If you are considering separating from your partner, or you have already separated, seek legal advice immediately. Dr Craig Jensen Lawyers can support you in navigating the complexities of Australian laws regarding divorce and separation. They can also assist with identifying your legal rights and how the law applies to your circumstances.
FAQs on Divorce and Family Law
You can apply for a divorce in Australia if either you or your spouse:
- Regard Australia as your home and intend to live in Australia indefinitely, or
- Are an Australian citizen by birth, descent or by a grant of Australian citizenship, or
- Ordinarily live in Australia and have done so for 12 months immediately before filing for divorce.
You need to satisfy the Court that you and your spouse have been separated for at least 12 months prior to your application for divorce and that there is no reasonable likelihood of resuming married life. It is possible to live together in the same home and still be separated.
If you have been separated for more than 12 months, there a few opportunities to oppose a divorce application - you can only oppose the divorce when:
- there has not been 12 months separation as alleged in the application, or
- the Court does not have jurisdiction.
If you do not want the divorce granted, you must complete and file a Response to Divorce application and appear in person on the hearing date. You need to set out the grounds on which you seek the dismissal in the Response to Divorce.
If you disagree with details in the Application for Divorce, you may file a Response to Divorce. You will need to state the facts that you disagree with in the Response to Divorce. You do not need to attend the hearing.
If you want to file a Response to Divorce, you need to file it:
- if served in Australia – within 28 days of the application being served on you, or
- if served outside of Australia – within 42 days of the application being served on you.
No children under 18
If there is no child of the marriage aged less than 18 years, you are not required to attend the court hearing. This applies to both sole and joint applications.

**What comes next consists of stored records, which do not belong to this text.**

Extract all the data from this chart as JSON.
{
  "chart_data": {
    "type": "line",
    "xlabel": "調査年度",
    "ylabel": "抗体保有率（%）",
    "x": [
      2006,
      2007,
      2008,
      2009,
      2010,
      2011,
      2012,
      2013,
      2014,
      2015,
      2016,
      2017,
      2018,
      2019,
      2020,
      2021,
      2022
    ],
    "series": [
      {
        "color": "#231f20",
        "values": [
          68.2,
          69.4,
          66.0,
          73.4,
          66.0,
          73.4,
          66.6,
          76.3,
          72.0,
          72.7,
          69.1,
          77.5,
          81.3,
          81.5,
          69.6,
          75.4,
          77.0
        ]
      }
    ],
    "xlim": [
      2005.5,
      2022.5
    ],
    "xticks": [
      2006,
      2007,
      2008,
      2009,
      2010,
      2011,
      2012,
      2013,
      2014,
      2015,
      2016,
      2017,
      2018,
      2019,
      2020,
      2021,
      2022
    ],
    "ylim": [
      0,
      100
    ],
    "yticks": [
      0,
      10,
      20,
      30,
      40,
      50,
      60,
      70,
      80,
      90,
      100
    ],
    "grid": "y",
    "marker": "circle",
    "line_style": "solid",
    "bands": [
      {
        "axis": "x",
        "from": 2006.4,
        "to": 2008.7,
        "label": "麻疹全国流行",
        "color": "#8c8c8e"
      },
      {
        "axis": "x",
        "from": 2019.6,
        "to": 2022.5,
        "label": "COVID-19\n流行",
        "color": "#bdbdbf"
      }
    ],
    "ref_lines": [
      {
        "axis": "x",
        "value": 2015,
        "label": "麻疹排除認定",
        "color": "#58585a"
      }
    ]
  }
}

Joint application with children under 18
If you have made a joint application, you and your spouse are not required to attend the court hearing (even if there is a child of the marriage aged under 18).
Sole application with children under 18
If you have made a sole application and there is a child of the marriage aged under 18 years, you (the applicant) are required to attend the court hearing unless circumstances prevent you from attending (see below).
If there is no Response to Divorce, the other party is not required to attend, although they may do if they wish.